When a crime incites the public’s passion, it is easy for the public to assume that someone with little status in society is guilty. There is no doubt in my mind that the killing of a police officer sets up circumstances where the possibility of wrongful conviction increases. The public assumes guilt once someone has been charged. Sadly, I catch myself assuming it often enough. The media assume it in a big way and
they play up on it. It sells. The police and prosecutors of course know, and too often judges and even defense attorneys assume guilt. It is an interwoven fact of our legal system.

Recently, my next-door neighbor stunned me with a question she blurted out. After having known me for more than two years, and then just learning that I had once been on death row, she said, “But how could you have been on death row and not killed someone?!”

What happened to me was that the police were so intent on convicting me that they used the testimony of a man who turned out to be the real killer. That man was an escaped prisoner, who sold me out in a deal with prosecutors that sent me to death row.
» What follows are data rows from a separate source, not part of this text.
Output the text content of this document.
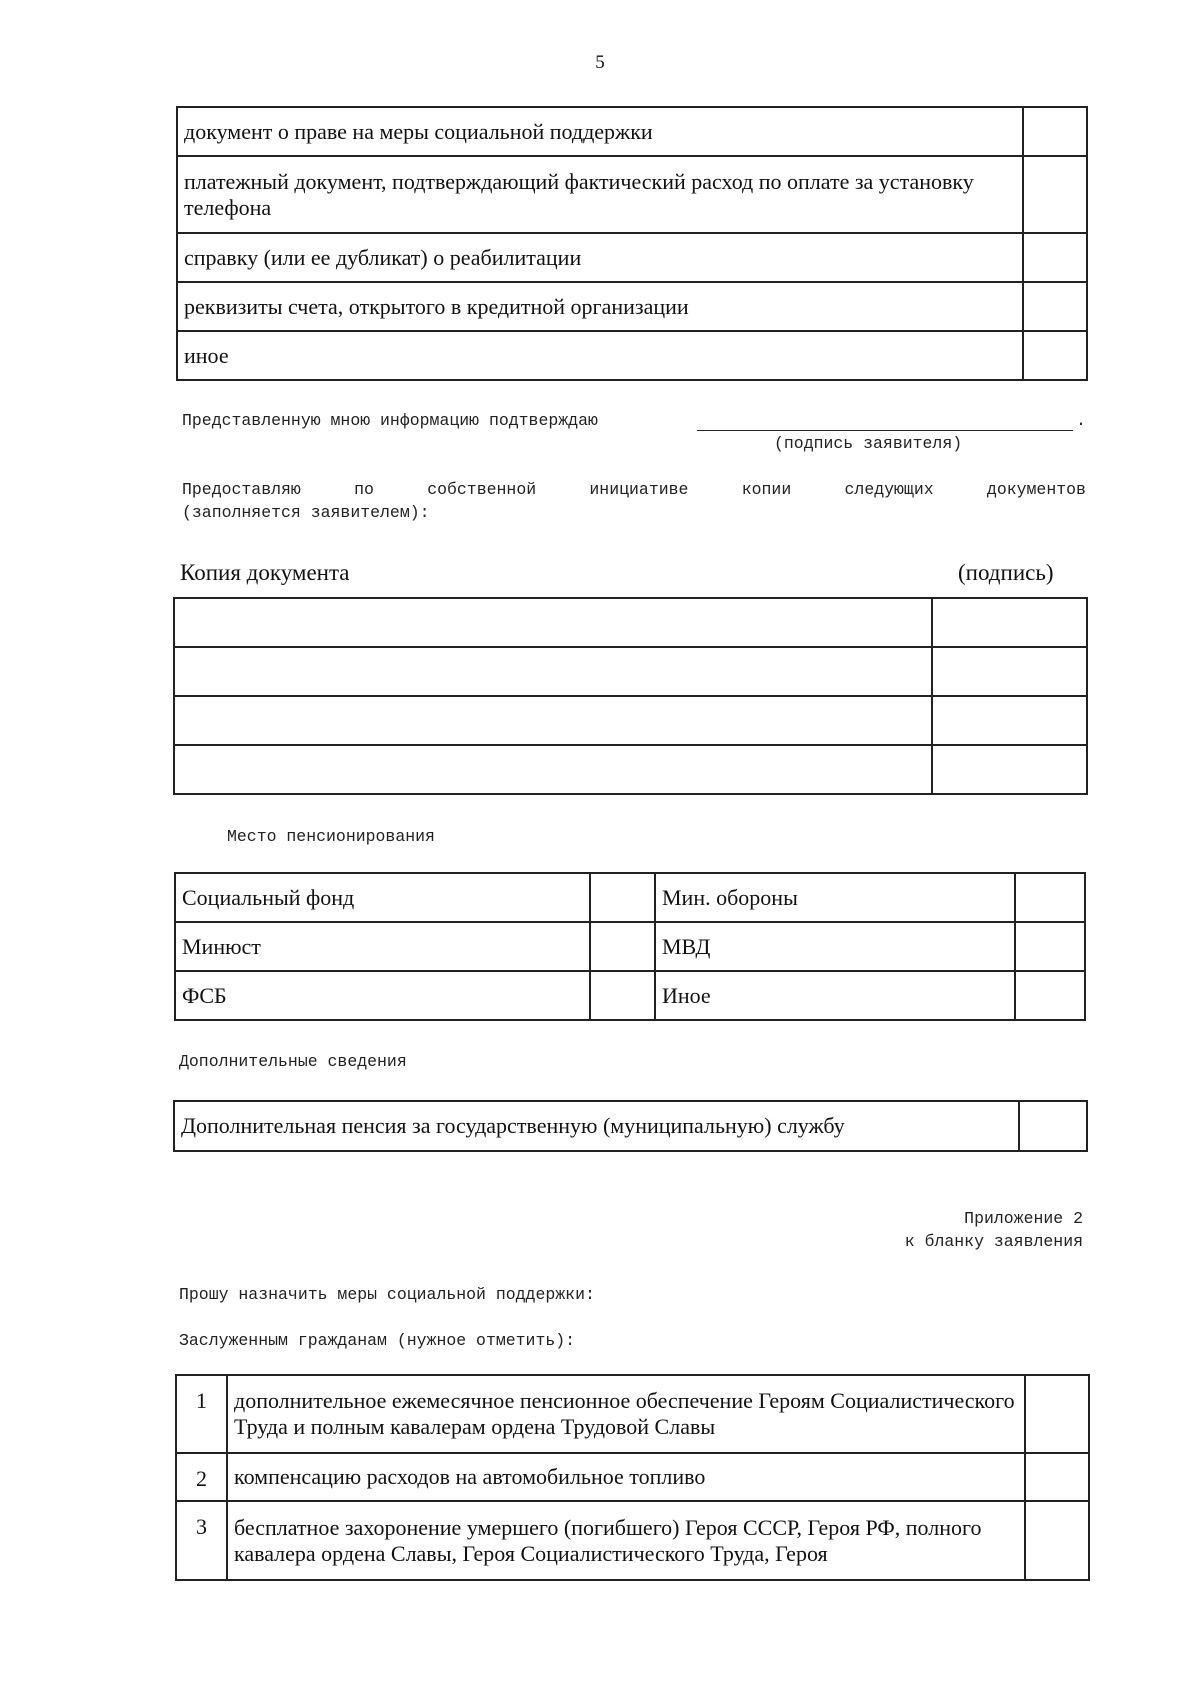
5
документ о праве на меры социальной поддержки	
платежный документ, подтверждающий фактический расход по оплате за установку телефона	
справку (или ее дубликат) о реабилитации	
реквизиты счета, открытого в кредитной организации	
иное	
Представленную мною информацию подтверждаю	.
(подпись заявителя)
Предоставляю	по	собственной	инициативе	копии	следующих	документов
(заполняется заявителем):
Копия документа	(подпись)

Место пенсионирования
Социальный фонд		Мин. обороны	
Минюст		МВД	
ФСБ		Иное	
Дополнительные сведения
Дополнительная пенсия за государственную (муниципальную) службу	
Приложение 2
к бланку заявления
Прошу назначить меры социальной поддержки:
Заслуженным гражданам (нужное отметить):
1	дополнительное ежемесячное пенсионное обеспечение Героям Социалистического Труда и полным кавалерам ордена Трудовой Славы	
2	компенсацию расходов на автомобильное топливо	
3	бесплатное захоронение умершего (погибшего) Героя СССР, Героя РФ, полного кавалера ордена Славы, Героя Социалистического Труда, Героя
It was only during my second trial that the real killer was arrested again, and bragged to fellow inmates that he had set me up to take the fall for a murder he committed.

Five of those inmates testified in my behalf, and that is the only reason that I am free today – and not among the wrongfully executed. I made it out because I had the ability to represent myself, and luckily got a judge who cared to look at the facts. As in the case of Roy Brown, recently released from prison here in New York, it was not the system that worked but his own efforts. He solved the murder in his case from jail, and fortunately there was DNA evidence to exonerate him.
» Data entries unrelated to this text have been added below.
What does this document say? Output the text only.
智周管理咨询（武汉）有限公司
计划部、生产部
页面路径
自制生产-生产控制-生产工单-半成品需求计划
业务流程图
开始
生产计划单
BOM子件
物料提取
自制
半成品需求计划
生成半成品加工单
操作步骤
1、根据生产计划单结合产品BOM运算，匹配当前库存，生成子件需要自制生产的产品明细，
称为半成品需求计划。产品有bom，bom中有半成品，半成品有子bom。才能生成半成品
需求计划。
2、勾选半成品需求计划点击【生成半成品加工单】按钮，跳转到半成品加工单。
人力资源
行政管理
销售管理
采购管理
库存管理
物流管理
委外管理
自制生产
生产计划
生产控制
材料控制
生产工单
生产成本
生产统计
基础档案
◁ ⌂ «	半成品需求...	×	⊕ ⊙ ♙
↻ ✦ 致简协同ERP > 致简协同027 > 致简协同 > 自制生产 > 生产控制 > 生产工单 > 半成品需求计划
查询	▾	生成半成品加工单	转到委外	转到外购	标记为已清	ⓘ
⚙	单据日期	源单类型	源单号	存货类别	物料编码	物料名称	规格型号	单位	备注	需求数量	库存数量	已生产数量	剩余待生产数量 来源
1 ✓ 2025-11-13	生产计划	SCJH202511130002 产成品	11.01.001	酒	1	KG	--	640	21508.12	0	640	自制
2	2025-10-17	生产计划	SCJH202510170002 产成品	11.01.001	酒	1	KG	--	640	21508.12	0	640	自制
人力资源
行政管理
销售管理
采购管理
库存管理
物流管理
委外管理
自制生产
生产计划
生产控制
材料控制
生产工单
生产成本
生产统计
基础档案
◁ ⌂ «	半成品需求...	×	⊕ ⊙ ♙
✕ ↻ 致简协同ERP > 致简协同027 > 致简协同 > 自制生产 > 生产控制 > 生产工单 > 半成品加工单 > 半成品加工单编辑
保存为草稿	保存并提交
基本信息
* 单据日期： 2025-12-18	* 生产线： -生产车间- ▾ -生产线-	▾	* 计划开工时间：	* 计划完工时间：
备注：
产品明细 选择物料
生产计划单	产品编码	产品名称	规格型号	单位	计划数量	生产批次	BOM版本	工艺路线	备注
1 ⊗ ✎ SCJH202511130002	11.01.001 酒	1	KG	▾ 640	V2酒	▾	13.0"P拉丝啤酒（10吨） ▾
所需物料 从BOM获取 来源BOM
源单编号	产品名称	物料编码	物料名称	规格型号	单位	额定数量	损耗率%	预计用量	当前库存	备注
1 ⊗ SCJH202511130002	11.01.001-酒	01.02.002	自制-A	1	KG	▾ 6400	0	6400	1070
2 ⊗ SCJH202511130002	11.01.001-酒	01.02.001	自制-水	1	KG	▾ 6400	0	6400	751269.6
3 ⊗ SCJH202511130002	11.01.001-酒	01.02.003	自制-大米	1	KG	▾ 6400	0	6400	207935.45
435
With Texas, New York leads the country in the number of wrongful convictions. Most of these came to light years after legal appeals were exhausted. If New York had an active death penalty, some of these men may not be here today.

It boggles my mind that the New York State Senate would vote for a new death penalty bill without enacting the many reforms needed to lessen the possibility of wrongful convictions.

Before that recent vote, Sen. Eric Schneiderman, D-Manhattan, proposed that some changes to protect the innocent be added to the bill. The proposed amendment would have required improved preservation and access to DNA evidence, videotaping of interrogations and revised eyewitness identification procedures. These are the minimal reforms suggested by the Innocence Project to prevent wrongful convictions.

I know that the system can never be fail-proof, but it can be better. Sen. Dale M. Volker, R-Depew, and 36 others voted against these protections, and then for the bill without any changes whatsoever.

There is no place for a death penalty when human beings make mistakes. Life without parole is the worst punishment and allows mistakes to come to light, no matter how long it takes.

Find this article at: www.buffalonews.com/149/story/95570.html

4 Responses

  1. I wonder why Gary Beeman never mentions in his long, rambling letter, that he has been tried and convicted on several counts of molesting and endangering HIS OWN DAUGHTER!!!! Does anyone ever do searches on these so called exonerated saviors? Not only was that on his record, but there were several counts of forgery, bad checks, grand theft.
    http://cpdocket.cp.cuyahogacounty.us/p_CaseByName.aspx

  2. It is true that he was inedited- but he was NOT convicted of molestation in criminal court. And although he is guilty of other crimes- it still does not necessarily mean he is guilty of this crime. What really must be asked is –did he get away with murder? That is a horse of a different color. The fact that he was acquitted through a second trail does NOT mean that he is not guilty. Believe me- there are people who know the truth. But this man wouldn’t know truth if it bit him on the butt. Consider the source before you except it as the gospel’s truth.

    • Yes, he is not guilty of this crime. Please read through the whole post. another man admitted to the crime and was convicted of it;

      “It was only during my second trial that the real killer was arrested again, and bragged to fellow inmates that he had set me up to take the fall for a murder he committed.”